La présence de mérule pleureuse rendant les locaux impropres à l’usage peut justifier une exception d’inexcution.

Un bail commercial est conclu, contenant une clause résolutoire applicable en cas de non-paiement des loyers. Après avoir refusé de payer en raison de la présence de merule pleureuse dans les locaux, le locataire reçoit un commandement de payer ses arriérés, puis un second commandement aux fins de la résiliation du bail pour défaut d’assurance. Le bailleur assigne ce dernier en constatation de la résiliation du bail pour défaut d’assurance et de paiement des loyers.
Le 7 juin 2018, la cour d’appel de Rouen accueille les demandes. Elle décide que le bailleur remplit ses obligations de délivrance et d’entretien des locaux mis à bail, par l’exécution des travaux nécessaires à l’éradication de la mérule et de sa remise en état. L’exception d’inexécution invoquée par le locataire n’est donc pas justifiée.

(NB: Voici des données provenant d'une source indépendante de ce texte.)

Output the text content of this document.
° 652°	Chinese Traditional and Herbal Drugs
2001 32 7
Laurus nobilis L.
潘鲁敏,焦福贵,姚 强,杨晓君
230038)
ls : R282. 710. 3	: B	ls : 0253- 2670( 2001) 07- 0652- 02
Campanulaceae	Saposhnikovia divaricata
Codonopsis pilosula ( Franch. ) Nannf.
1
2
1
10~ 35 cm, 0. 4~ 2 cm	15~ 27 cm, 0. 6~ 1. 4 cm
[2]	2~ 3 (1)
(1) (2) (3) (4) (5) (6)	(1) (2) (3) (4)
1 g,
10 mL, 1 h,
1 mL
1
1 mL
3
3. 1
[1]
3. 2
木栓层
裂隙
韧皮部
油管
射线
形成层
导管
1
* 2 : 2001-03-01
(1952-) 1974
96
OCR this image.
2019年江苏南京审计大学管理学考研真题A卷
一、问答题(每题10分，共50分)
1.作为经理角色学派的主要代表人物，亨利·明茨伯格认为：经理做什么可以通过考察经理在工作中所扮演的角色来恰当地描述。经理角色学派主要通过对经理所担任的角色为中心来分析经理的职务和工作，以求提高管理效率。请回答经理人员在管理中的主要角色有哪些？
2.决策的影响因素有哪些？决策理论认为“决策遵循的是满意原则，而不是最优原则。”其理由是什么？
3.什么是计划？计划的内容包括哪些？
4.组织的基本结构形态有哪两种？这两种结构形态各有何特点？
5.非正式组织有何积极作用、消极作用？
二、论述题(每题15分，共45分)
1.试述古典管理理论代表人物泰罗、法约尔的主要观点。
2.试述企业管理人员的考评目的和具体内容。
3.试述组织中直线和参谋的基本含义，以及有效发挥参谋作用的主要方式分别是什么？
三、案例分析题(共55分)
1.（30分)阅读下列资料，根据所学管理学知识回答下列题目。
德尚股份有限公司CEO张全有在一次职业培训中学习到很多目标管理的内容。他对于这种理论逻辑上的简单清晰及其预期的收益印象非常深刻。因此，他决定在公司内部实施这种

Le 27 février 2020, la Cour de cassation casse cet arrêt au visa de l’article 1184 du code civil. La cour d’appel aurait dû rechercher si les travaux entrepris par le bailleur avaient rendu les locaux impropres à l’usage, pendant leur exécution, ce qui était de nature à justifier l’exception d’inexécution soulevée par le locataire pendant cette période.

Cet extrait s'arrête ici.